According to American psychologist Abraham Maslow, all humans have the same fundamental needs (food, clothing and shelter), and these needs must be met before an individual is motivated to look beyond these basic needs. This motivational theory is commonly referred to as Maslow’s hierarchy of needs.
This concept derives out of the belief that constant betterment can only be achieved when certain needs are mastered. The layers of Maslow’s theory include:
- Physiological (basic) needs: food, water, warmth, rest
- Safety needs: security, safety
- Love needs: intimate relationships, friends
- Esteem needs: feeling of accomplishment
- Self-actualization: achieving one’s full potential
To not overcomplicate Maslow’s philosophy, it’s as simple as saying one must satisfy lower level needs before progressing to higher levels. Seems straightforward. It’s impossible to achieve your full potential when you don’t know where your next meal is coming from. Hunger will inevitably win out and become the sole focus and desire.

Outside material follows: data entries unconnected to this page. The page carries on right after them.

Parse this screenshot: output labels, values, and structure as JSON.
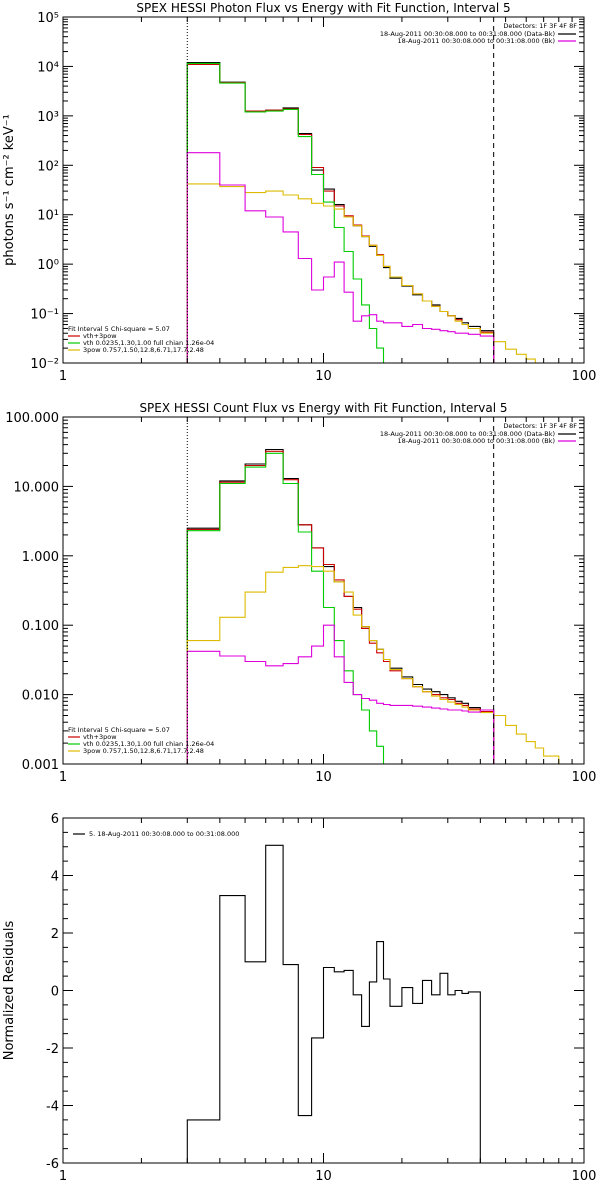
{
  "chart_data": [
    {
      "type": "line",
      "title": "SPEX HESSI Photon Flux vs Energy with Fit Function, Interval 5",
      "ylabel": "photons s⁻¹ cm⁻² keV⁻¹",
      "xscale": "log",
      "yscale": "log",
      "xlim": [
        1,
        100
      ],
      "ylim": [
        0.01,
        100000
      ],
      "x_ticks": [
        1,
        10,
        100
      ],
      "x_tick_labels": [
        "1",
        "10",
        "100"
      ],
      "y_ticks": [
        0.01,
        0.1,
        1,
        10,
        100,
        1000,
        10000,
        100000
      ],
      "y_tick_labels": [
        "10⁻²",
        "10⁻¹",
        "10⁰",
        "10¹",
        "10²",
        "10³",
        "10⁴",
        "10⁵"
      ],
      "vlines": [
        {
          "x": 3,
          "style": "dotted"
        },
        {
          "x": 45,
          "style": "dashed"
        }
      ],
      "legend_right": {
        "title": "Detectors: 1F 3F 4F 8F",
        "entries": [
          {
            "label": "18-Aug-2011 00:30:08.000 to 00:31:08.000 (Data-Bk)",
            "color": "#000000"
          },
          {
            "label": "18-Aug-2011 00:30:08.000 to 00:31:08.000 (Bk)",
            "color": "#dd00dd"
          }
        ]
      },
      "legend_left": {
        "title": "Fit Interval 5   Chi-square = 5.07",
        "entries": [
          {
            "label": "vth+3pow",
            "color": "#cc0000"
          },
          {
            "label": "vth 0.0235,1.30,1.00  full chian 1.26e-04",
            "color": "#00cc00"
          },
          {
            "label": "3pow 0.757,1.50,12.8,6.71,17.7,2.48",
            "color": "#ddbb00"
          }
        ]
      },
      "series": [
        {
          "role": "data",
          "color": "#000000",
          "edges": [
            3,
            4,
            5,
            6,
            7,
            8,
            9,
            10,
            11,
            12,
            13,
            14,
            15,
            16,
            17,
            18,
            20,
            22,
            24,
            26,
            28,
            30,
            32,
            34,
            36,
            40,
            45
          ],
          "values": [
            12000,
            4800,
            1250,
            1300,
            1450,
            440,
            80,
            33,
            16,
            9,
            6,
            3.6,
            2.3,
            1.5,
            0.85,
            0.52,
            0.36,
            0.24,
            0.18,
            0.15,
            0.11,
            0.09,
            0.08,
            0.065,
            0.055,
            0.045
          ]
        },
        {
          "role": "red",
          "color": "#cc0000",
          "edges": [
            3,
            4,
            5,
            6,
            7,
            8,
            9,
            10,
            11,
            12,
            13,
            14,
            15,
            16,
            17,
            18,
            20,
            22,
            24,
            26,
            28,
            30,
            32,
            34,
            36,
            40,
            45
          ],
          "values": [
            11000,
            4700,
            1250,
            1300,
            1380,
            420,
            90,
            30,
            15,
            9.5,
            6.2,
            3.7,
            2.4,
            1.55,
            0.9,
            0.55,
            0.37,
            0.25,
            0.18,
            0.14,
            0.11,
            0.09,
            0.075,
            0.06,
            0.05,
            0.042
          ]
        },
        {
          "role": "green",
          "color": "#00cc00",
          "edges": [
            3,
            4,
            5,
            6,
            7,
            8,
            9,
            10,
            11,
            12,
            13,
            14,
            15,
            16,
            17,
            18
          ],
          "values": [
            11500,
            4600,
            1200,
            1250,
            1350,
            380,
            65,
            18,
            5.5,
            1.8,
            0.5,
            0.15,
            0.05,
            0.02,
            0.0095
          ]
        },
        {
          "role": "yellow",
          "color": "#ddbb00",
          "edges": [
            3,
            4,
            5,
            6,
            7,
            8,
            9,
            10,
            11,
            12,
            13,
            14,
            15,
            16,
            17,
            18,
            20,
            22,
            24,
            26,
            28,
            30,
            32,
            34,
            36,
            40,
            45,
            50,
            55,
            60,
            65,
            70
          ],
          "values": [
            42,
            37,
            28,
            30,
            25,
            21,
            17,
            15,
            13,
            9,
            6,
            3.6,
            2.4,
            1.5,
            0.9,
            0.55,
            0.37,
            0.25,
            0.18,
            0.14,
            0.11,
            0.09,
            0.07,
            0.06,
            0.05,
            0.04,
            0.027,
            0.019,
            0.015,
            0.012,
            0.01
          ]
        },
        {
          "role": "magenta",
          "color": "#dd00dd",
          "edges": [
            3,
            4,
            5,
            6,
            7,
            8,
            9,
            10,
            11,
            12,
            13,
            14,
            15,
            16,
            17,
            18,
            20,
            22,
            24,
            26,
            28,
            30,
            32,
            34,
            36,
            40,
            45
          ],
          "values": [
            180,
            40,
            12,
            9,
            4.5,
            1.3,
            0.3,
            0.55,
            1.1,
            0.27,
            0.07,
            0.09,
            0.095,
            0.07,
            0.065,
            0.065,
            0.055,
            0.06,
            0.05,
            0.048,
            0.045,
            0.043,
            0.04,
            0.04,
            0.038,
            0.035
          ]
        }
      ]
    },
    {
      "type": "line",
      "title": "SPEX HESSI Count Flux vs Energy with Fit Function, Interval 5",
      "ylabel": "",
      "xscale": "log",
      "yscale": "log",
      "xlim": [
        1,
        100
      ],
      "ylim": [
        0.001,
        100
      ],
      "x_ticks": [
        1,
        10,
        100
      ],
      "x_tick_labels": [
        "1",
        "10",
        "100"
      ],
      "y_ticks": [
        0.001,
        0.01,
        0.1,
        1,
        10,
        100
      ],
      "y_tick_labels": [
        "0.001",
        "0.010",
        "0.100",
        "1.000",
        "10.000",
        "100.000"
      ],
      "vlines": [
        {
          "x": 3,
          "style": "dotted"
        },
        {
          "x": 45,
          "style": "dashed"
        }
      ],
      "legend_right": {
        "title": "Detectors: 1F 3F 4F 8F",
        "entries": [
          {
            "label": "18-Aug-2011 00:30:08.000 to 00:31:08.000 (Data-Bk)",
            "color": "#000000"
          },
          {
            "label": "18-Aug-2011 00:30:08.000 to 00:31:08.000 (Bk)",
            "color": "#dd00dd"
          }
        ]
      },
      "legend_left": {
        "title": "Fit Interval 5   Chi-square = 5.07",
        "entries": [
          {
            "label": "vth+3pow",
            "color": "#cc0000"
          },
          {
            "label": "vth 0.0235,1.30,1.00  full chian 1.26e-04",
            "color": "#00cc00"
          },
          {
            "label": "3pow 0.757,1.50,12.8,6.71,17.7,2.48",
            "color": "#ddbb00"
          }
        ]
      },
      "series": [
        {
          "role": "data",
          "color": "#000000",
          "edges": [
            3,
            4,
            5,
            6,
            7,
            8,
            9,
            10,
            11,
            12,
            13,
            14,
            15,
            16,
            17,
            18,
            20,
            22,
            24,
            26,
            28,
            30,
            32,
            34,
            36,
            40,
            45
          ],
          "values": [
            2.5,
            12,
            21,
            34,
            13,
            2.8,
            1.3,
            0.7,
            0.42,
            0.26,
            0.18,
            0.095,
            0.06,
            0.045,
            0.032,
            0.024,
            0.018,
            0.014,
            0.012,
            0.011,
            0.01,
            0.009,
            0.008,
            0.0075,
            0.0065,
            0.006
          ]
        },
        {
          "role": "red",
          "color": "#cc0000",
          "edges": [
            3,
            4,
            5,
            6,
            7,
            8,
            9,
            10,
            11,
            12,
            13,
            14,
            15,
            16,
            17,
            18,
            20,
            22,
            24,
            26,
            28,
            30,
            32,
            34,
            36,
            40,
            45
          ],
          "values": [
            2.4,
            11.5,
            20,
            32,
            12.5,
            2.8,
            1.3,
            0.75,
            0.45,
            0.26,
            0.17,
            0.09,
            0.055,
            0.04,
            0.03,
            0.022,
            0.017,
            0.013,
            0.011,
            0.01,
            0.009,
            0.0085,
            0.0075,
            0.007,
            0.0062,
            0.0057
          ]
        },
        {
          "role": "green",
          "color": "#00cc00",
          "edges": [
            3,
            4,
            5,
            6,
            7,
            8,
            9,
            10,
            11,
            12,
            13,
            14,
            15,
            16,
            17,
            18
          ],
          "values": [
            2.3,
            11,
            19,
            30,
            11,
            2.2,
            0.6,
            0.18,
            0.06,
            0.022,
            0.01,
            0.006,
            0.003,
            0.0018,
            0.001
          ]
        },
        {
          "role": "yellow",
          "color": "#ddbb00",
          "edges": [
            3,
            4,
            5,
            6,
            7,
            8,
            9,
            10,
            11,
            12,
            13,
            14,
            15,
            16,
            17,
            18,
            20,
            22,
            24,
            26,
            28,
            30,
            32,
            34,
            36,
            40,
            45,
            50,
            55,
            60,
            65,
            70,
            80,
            90
          ],
          "values": [
            0.06,
            0.13,
            0.3,
            0.58,
            0.68,
            0.72,
            0.7,
            0.6,
            0.42,
            0.3,
            0.14,
            0.095,
            0.06,
            0.045,
            0.032,
            0.023,
            0.017,
            0.013,
            0.011,
            0.0095,
            0.0085,
            0.0078,
            0.0072,
            0.0066,
            0.006,
            0.0055,
            0.005,
            0.0036,
            0.0027,
            0.0021,
            0.0017,
            0.0013,
            0.001
          ]
        },
        {
          "role": "magenta",
          "color": "#dd00dd",
          "edges": [
            3,
            4,
            5,
            6,
            7,
            8,
            9,
            10,
            11,
            12,
            13,
            14,
            15,
            16,
            17,
            18,
            20,
            22,
            24,
            26,
            28,
            30,
            32,
            34,
            36,
            40,
            45
          ],
          "values": [
            0.042,
            0.036,
            0.03,
            0.026,
            0.028,
            0.035,
            0.05,
            0.1,
            0.035,
            0.015,
            0.01,
            0.0088,
            0.0083,
            0.0075,
            0.0072,
            0.007,
            0.007,
            0.0068,
            0.0066,
            0.0064,
            0.0062,
            0.006,
            0.006,
            0.0058,
            0.0056,
            0.006
          ]
        }
      ]
    },
    {
      "type": "line",
      "title": "",
      "ylabel": "Normalized Residuals",
      "xscale": "log",
      "yscale": "linear",
      "xlim": [
        1,
        100
      ],
      "ylim": [
        -6,
        6
      ],
      "x_ticks": [
        1,
        10,
        100
      ],
      "x_tick_labels": [
        "1",
        "10",
        "100"
      ],
      "y_ticks": [
        -6,
        -4,
        -2,
        0,
        2,
        4,
        6
      ],
      "y_tick_labels": [
        "-6",
        "-4",
        "-2",
        "0",
        "2",
        "4",
        "6"
      ],
      "legend_entry": {
        "label": "5. 18-Aug-2011 00:30:08.000 to 00:31:08.000",
        "color": "#000000"
      },
      "series": [
        {
          "role": "residuals",
          "color": "#000000",
          "edges": [
            3,
            4,
            5,
            6,
            7,
            8,
            9,
            10,
            11,
            12,
            13,
            14,
            15,
            16,
            17,
            18,
            20,
            22,
            24,
            26,
            28,
            30,
            32,
            34,
            36,
            40,
            45
          ],
          "values": [
            -4.5,
            3.3,
            1.0,
            5.05,
            0.9,
            -4.35,
            -1.65,
            0.8,
            0.65,
            0.7,
            -0.15,
            -1.25,
            0.3,
            1.7,
            0.4,
            -0.55,
            0.1,
            -0.45,
            0.35,
            -0.15,
            0.6,
            -0.15,
            0.0,
            -0.1,
            -0.05,
            -6.0
          ]
        }
      ]
    }
  ]
}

Applying Maslow’s Theory beyond Human Behavior and Survival
Maslow’s hierarchy of needs can serve as an analogy for what is possible with instructionally designed technology, and why I think the Apple iOS ecosystem helps with moving past the basic needs to enabling the ability to thrive and transform learning. It should come as no surprise that education technology has revolutionized and changed the way teachers teach and students learn.
But, it may be surprising to some that not all technology is created equal, and in many ways, the technology and software you choose, directly applies to the level obtained and the speed in which students, teachers, IT and schools ascend Maslow’s pyramid.
With new innovations, devices continue to go beyond “basic level” education tools. Student-centered application of technology is the gateway to educational transformation.
As schools look to modernize teaching and personalize learning, a student-centered approach to implementations are a mechanism to turn classrooms into interactive environments and provide individualized learning paths.
But first things first. Before transformation, you must master the basics.
1. Device Deployment = Basic Needs
Device deployment is the first basic need of any school looking to leverage education technology. If schools are unable to procure devices and if IT is unable to get these devices into the hands of students and educators, there is no moving forward.
If device deployment is accomplished, IT must next master device configurations to ensure each device has the right settings needed for each individual. And device deployments and configurations would serve little purpose to IT if they were unable to accurately inventory each device. Taking a deeper dive into your environment to see the number of devices deployed, software on each and any other pertinent information is essential.
Deployment, and all that encompasses, is the lowest layer of the pyramid and the building blocks for any school looking at offering significant quantities of devices to students and teachers.